Sadly, E, I don’t think your family or friends will ever understand. I don’t bother sharing with them any more unless some major stalking event happens. I had to change my phone number three weeks ago – and people asked why. I told my family, and few close friends. But people just don’t understand.
Although I try not to act like a “sad sack” around other people I also try not to be “fake happy.” If people make a comment I’ll say “It’s been a rough year.”
I had a problem with my sister on July 4th – she was displeased that I was not playing my usual role of sparkling sister and aunt. After 6 hours at the barbecue I was done – and I went home. It sucked.
Just keep moving through. I think if I hadn’t fought it so much in the beginning I might be further through. Then again, even with the “fighting” it, I was still in horrible pain.
Keep bloggin with us – it’s the one place I feel welcomed and understood. I feel so bad for the S victims who haven’t found us!! Then again, I like our tight little crew – we get to know each other……and new people come in and go out at a comfortable pace. How long have you been with us, E? Just a few days? Or are you a “return” blogger?
I have been writing letters to him and to myself. The letters to myself have been short so that I can recite them to myself throughout the day.
Today I wrote three lines to myself
He does not love you Eliza
He never will love you Eliza
He is unable to love you Eliza
I am not sure why I sometimes cling to odd little things like this, they help me to breathe, because I think that oxygen is important to my survival. Sometimes I am kind of afraid that I will forget.
I have been reading this site since last April, but only just logged in a week and a half ago. I was to the point where I had to talk about it, because I was going crazy keeping it all in and no one understood at all. I am really glad that I did, even though it is EXTREMELY difficult, being here has helped so much.
I read this site from March through december before posting. Sometimes I would sit all day on a Saturday just reading, reading, reading, – I couldn’t get enough!!
But I didn’t start blogging until mid-December, and have been a fairly regular blogger since then. I really like getting on line at LF. I know it will always make me feel better when I’m down or anxious.
I’m so glad you are here, Eliza!
Ditto HH! I am super glad you are here too. I better go to sleep, I have to get up early and scrape the blizzard off of my car. GNITE!
Me too – sweet dreams to us both – NO CANNIBALS 🙂
Sweet Dreams!
Arrrrrgggghhhh!!!! I don’t want to be going thru this! I wanted this to work out! I am going crazy. He’s a slime bag shit faced lying sexy SOB.

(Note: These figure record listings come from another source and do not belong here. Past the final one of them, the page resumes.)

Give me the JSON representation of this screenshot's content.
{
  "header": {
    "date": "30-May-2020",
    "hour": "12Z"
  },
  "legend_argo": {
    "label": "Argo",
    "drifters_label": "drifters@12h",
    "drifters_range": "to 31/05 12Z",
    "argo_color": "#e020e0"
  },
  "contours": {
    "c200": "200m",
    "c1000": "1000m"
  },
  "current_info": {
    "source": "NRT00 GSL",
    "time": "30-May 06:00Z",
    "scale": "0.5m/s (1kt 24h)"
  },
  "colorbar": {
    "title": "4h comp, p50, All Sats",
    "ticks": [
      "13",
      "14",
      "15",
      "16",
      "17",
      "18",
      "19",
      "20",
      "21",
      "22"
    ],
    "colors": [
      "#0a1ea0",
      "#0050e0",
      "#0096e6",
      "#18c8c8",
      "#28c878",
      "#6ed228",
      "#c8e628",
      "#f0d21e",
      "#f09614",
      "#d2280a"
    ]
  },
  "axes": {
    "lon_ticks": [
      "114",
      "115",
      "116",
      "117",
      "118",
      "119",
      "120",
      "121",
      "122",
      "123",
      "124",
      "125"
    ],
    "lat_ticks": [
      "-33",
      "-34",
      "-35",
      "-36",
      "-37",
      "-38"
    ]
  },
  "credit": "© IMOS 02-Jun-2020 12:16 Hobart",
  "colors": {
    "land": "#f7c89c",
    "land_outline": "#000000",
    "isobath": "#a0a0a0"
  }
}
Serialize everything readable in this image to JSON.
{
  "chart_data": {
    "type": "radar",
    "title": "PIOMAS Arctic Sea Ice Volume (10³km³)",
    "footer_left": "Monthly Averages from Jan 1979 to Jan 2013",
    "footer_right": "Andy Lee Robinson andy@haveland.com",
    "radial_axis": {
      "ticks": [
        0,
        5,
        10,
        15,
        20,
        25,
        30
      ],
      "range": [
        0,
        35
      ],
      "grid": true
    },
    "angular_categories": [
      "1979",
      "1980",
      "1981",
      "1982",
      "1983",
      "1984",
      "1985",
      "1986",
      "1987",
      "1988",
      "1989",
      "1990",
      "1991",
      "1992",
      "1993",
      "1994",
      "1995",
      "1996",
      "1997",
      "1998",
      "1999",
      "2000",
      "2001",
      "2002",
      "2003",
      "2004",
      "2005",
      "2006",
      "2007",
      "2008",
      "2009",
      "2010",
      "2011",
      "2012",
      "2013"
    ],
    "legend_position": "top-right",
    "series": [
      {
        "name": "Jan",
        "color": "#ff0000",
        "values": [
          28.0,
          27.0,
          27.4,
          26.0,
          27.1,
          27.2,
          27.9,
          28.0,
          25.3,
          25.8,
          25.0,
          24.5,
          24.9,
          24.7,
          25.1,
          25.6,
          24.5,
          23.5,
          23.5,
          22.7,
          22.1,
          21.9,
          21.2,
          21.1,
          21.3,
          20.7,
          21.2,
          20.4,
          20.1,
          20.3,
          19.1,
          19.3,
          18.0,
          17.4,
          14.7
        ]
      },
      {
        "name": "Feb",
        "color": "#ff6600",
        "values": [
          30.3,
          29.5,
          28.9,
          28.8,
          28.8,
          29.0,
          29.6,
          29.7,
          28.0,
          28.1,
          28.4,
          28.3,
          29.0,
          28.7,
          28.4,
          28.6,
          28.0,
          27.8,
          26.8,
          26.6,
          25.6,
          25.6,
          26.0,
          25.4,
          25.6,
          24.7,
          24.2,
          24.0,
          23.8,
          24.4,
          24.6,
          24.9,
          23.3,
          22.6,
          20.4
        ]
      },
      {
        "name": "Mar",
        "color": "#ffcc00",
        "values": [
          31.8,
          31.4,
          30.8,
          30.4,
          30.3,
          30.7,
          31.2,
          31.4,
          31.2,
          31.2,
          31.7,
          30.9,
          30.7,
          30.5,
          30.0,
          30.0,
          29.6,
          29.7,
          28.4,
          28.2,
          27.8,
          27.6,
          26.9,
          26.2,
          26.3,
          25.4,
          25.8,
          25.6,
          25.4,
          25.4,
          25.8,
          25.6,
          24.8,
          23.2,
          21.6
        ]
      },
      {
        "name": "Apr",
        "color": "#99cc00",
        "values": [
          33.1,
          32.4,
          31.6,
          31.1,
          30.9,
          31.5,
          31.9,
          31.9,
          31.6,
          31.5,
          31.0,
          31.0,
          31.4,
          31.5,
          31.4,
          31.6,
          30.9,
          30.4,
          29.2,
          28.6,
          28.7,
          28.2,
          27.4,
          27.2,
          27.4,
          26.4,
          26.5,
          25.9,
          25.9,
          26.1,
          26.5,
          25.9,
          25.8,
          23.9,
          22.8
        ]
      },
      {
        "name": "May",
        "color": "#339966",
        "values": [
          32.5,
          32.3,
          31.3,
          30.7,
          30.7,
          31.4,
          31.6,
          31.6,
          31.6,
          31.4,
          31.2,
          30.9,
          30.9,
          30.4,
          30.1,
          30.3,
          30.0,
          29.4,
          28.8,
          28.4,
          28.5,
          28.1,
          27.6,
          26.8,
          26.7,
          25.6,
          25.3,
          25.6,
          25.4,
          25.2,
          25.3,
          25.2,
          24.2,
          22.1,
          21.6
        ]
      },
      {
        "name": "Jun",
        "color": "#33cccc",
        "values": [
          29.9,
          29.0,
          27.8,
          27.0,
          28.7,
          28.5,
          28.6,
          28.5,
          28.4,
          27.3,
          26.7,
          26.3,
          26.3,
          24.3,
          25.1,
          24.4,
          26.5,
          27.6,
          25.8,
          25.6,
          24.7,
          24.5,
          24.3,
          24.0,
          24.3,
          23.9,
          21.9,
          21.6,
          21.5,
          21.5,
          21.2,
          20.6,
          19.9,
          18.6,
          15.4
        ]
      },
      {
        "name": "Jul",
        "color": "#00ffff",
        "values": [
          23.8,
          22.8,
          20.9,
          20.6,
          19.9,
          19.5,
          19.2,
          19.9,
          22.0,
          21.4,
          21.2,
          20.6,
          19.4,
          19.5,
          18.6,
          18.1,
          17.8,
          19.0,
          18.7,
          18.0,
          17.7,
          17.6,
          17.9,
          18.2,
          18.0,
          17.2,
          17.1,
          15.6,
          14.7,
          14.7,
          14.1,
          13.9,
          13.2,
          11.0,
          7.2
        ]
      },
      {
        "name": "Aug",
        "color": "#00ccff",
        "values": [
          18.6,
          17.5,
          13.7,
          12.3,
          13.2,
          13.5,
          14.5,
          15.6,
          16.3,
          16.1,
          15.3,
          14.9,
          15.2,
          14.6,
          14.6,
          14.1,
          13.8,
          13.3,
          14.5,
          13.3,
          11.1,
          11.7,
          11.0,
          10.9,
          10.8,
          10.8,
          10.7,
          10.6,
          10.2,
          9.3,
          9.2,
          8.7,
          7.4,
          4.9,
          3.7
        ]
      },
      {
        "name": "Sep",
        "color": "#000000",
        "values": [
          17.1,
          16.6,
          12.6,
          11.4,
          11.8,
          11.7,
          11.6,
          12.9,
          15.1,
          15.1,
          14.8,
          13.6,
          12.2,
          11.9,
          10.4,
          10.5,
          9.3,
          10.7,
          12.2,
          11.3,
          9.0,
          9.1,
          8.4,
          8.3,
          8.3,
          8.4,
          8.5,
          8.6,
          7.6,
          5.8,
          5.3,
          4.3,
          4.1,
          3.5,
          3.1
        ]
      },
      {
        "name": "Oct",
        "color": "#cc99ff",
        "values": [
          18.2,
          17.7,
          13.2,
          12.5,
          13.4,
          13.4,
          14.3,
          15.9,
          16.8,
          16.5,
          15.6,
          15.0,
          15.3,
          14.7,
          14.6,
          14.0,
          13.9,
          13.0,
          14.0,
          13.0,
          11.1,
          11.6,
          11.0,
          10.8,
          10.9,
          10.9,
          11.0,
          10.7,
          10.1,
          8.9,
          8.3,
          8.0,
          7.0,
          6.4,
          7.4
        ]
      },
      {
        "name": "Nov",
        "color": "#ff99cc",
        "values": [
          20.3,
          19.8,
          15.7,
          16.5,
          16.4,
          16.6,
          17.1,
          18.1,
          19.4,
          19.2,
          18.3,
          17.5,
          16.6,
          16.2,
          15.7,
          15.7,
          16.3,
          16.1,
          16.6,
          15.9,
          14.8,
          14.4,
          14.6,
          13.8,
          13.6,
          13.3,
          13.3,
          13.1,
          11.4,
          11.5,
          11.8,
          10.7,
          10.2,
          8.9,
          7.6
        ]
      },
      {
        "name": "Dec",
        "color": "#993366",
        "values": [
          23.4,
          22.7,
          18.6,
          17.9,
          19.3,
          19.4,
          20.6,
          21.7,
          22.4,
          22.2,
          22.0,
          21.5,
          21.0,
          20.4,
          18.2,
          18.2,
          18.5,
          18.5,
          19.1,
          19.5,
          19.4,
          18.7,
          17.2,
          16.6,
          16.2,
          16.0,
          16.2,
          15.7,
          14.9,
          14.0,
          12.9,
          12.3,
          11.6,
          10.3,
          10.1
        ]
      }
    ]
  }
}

I haven’t heard from him since last Tuesday when I would not loan him anymore money. I didn’t know he wouldn’t call anymore. I have not called him, I am going to be strong, why prolong my agony? He didn’t even buy me a little Christmas present… he could have bought me something real nice with MY money for God’s sake!!!
We are all living in the f***ing twilight zone.
Shabbychic,
I broke down and contacted mine and I regretted it so much. I hope you can get through this without breaking down, the further we get the better we can see them I think.
Twilight zone – that is how I refered to it many times. Shabby I bought mine a xmas present and he looked at me so pissed and said {you know how small you just made me feel? I didnt get you anything”} hang in there girls – this is a life lesson – not the end of the world. You will see things more clear as the fog lift’s. I think of innocent people in prison with no hope of justice because of evil spaths that get off scott free – does anybody else feel wrongly convicted?